01 - Drain kimchi thoroughly and chop into small, even pieces; pat dry with paper towels if it retains excess liquid to prevent soggy filling.
02 - Combine the chopped kimchi with the sliced green onions in a bowl; if using, fold in gochujang, toasted sesame seeds and the cooked protein until evenly distributed.
03 - Warm a large nonstick skillet over medium heat and lightly coat the surface with half of the butter or oil, spreading it with a brush or spatula.
04 - Place one tortilla in the skillet, sprinkle one quarter of both the mozzarella and cheddar over half the tortilla, top with one quarter of the kimchi mixture (and diced protein if using), then fold the tortilla in half to enclose the filling.

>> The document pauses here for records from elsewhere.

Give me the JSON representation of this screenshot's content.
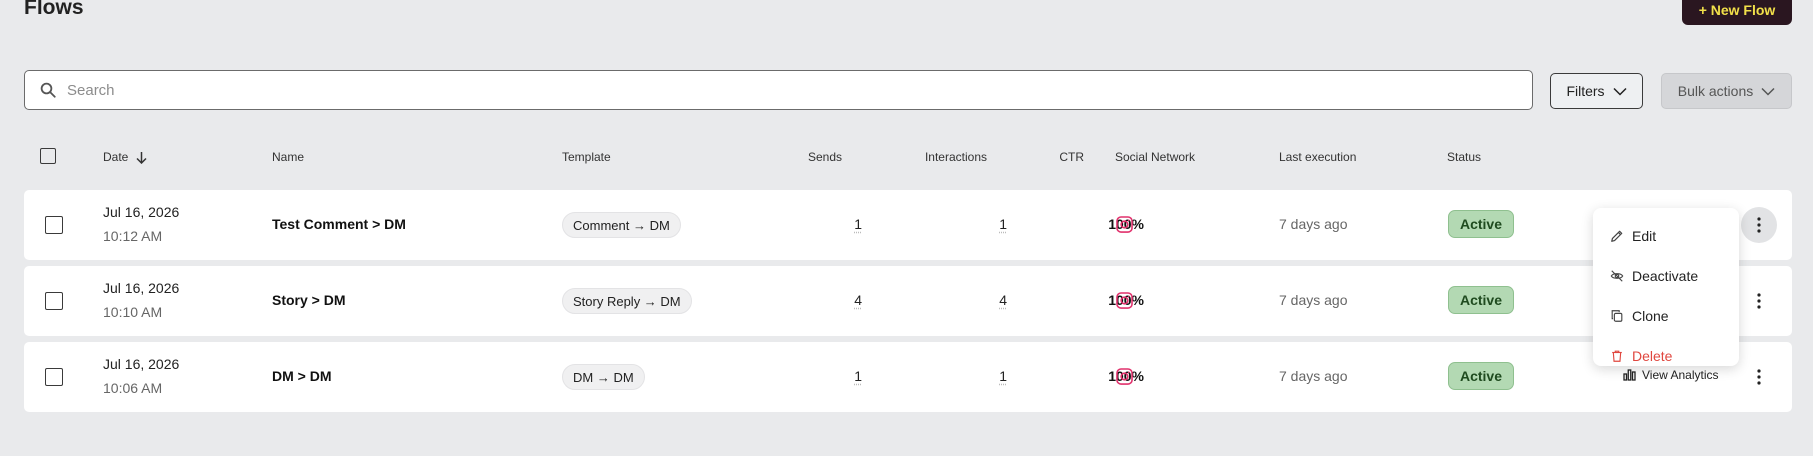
{
  "page": {
    "title": "Flows"
  },
  "toolbar": {
    "new_flow_label": "+ New Flow",
    "filters_label": "Filters",
    "bulk_actions_label": "Bulk actions"
  },
  "search": {
    "placeholder": "Search",
    "value": ""
  },
  "table": {
    "headers": {
      "date": "Date",
      "name": "Name",
      "template": "Template",
      "sends": "Sends",
      "interactions": "Interactions",
      "ctr": "CTR",
      "social_network": "Social Network",
      "last_execution": "Last execution",
      "status": "Status"
    },
    "sort": {
      "column": "date",
      "direction": "desc",
      "icon": "arrow-down-icon"
    },
    "rows": [
      {
        "date": "Jul 16, 2026",
        "time": "10:12 AM",
        "name": "Test Comment > DM",
        "template": "Comment → DM",
        "sends": "1",
        "interactions": "1",
        "ctr": "100%",
        "social_network_icon": "instagram-icon",
        "last_execution": "7 days ago",
        "status": "Active"
      },
      {
        "date": "Jul 16, 2026",
        "time": "10:10 AM",
        "name": "Story > DM",
        "template": "Story Reply → DM",
        "sends": "4",
        "interactions": "4",
        "ctr": "100%",
        "social_network_icon": "instagram-icon",
        "last_execution": "7 days ago",
        "status": "Active"
      },
      {
        "date": "Jul 16, 2026",
        "time": "10:06 AM",
        "name": "DM > DM",
        "template": "DM → DM",
        "sends": "1",
        "interactions": "1",
        "ctr": "100%",
        "social_network_icon": "instagram-icon",
        "last_execution": "7 days ago",
        "status": "Active",
        "view_analytics_label": "View Analytics"
      }
    ]
  },
  "row_menu": {
    "items": [
      {
        "label": "Edit",
        "icon": "pencil-icon"
      },
      {
        "label": "Deactivate",
        "icon": "eye-off-icon"
      },
      {
        "label": "Clone",
        "icon": "copy-icon"
      },
      {
        "label": "Delete",
        "icon": "trash-icon"
      }
    ]
  },
  "colors": {
    "accent_button_bg": "#2a1620",
    "accent_button_text": "#f1e04a",
    "status_active_bg": "#b3d9b3",
    "instagram": "#e1306c",
    "danger": "#e0473f"
  }
}
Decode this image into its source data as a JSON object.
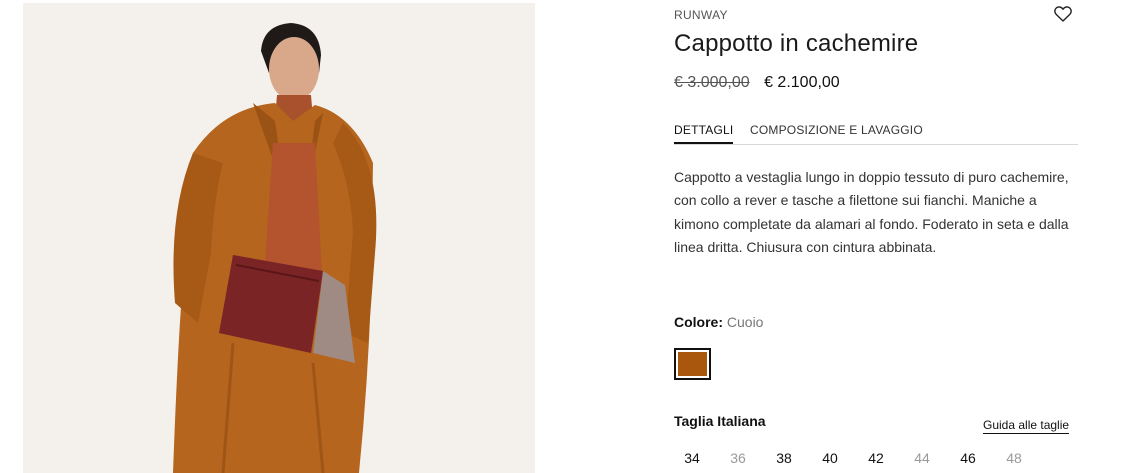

05 - Cook the folded tortilla 2 to 3 minutes per side, pressing gently with a spatula, until both sides are golden brown and the cheese is fully melted; add remaining butter or oil to the pan as needed and repeat with remaining tortillas and filling.
06 - Transfer each cooked quesadilla to a cutting board, slice into wedges and serve immediately with desired accompaniments such as sour cream, Greek yogurt or a spicy dipping sauce.

# Expert Advice:

01 -
  • That first molten bite delivers a tangy, spicy crunch you won't find in your usual quesadilla.
  • It's surprisingly quick to assemble and answers both cravings for comfort and adventure.
02 -
  • Overfilling will cause the cheese and kimchi to spill out and stick to the pan—it’s tempting but less is more.
  • Let the quesadillas rest a minute before slicing; this keeps the cheese from running everywhere.
03 -
  • Always drain kimchi thoroughly for best texture—too wet kills the crunch.
  • Brushing just a little butter on each tortilla side before hitting the skillet guarantees restaurant-worthy crispiness.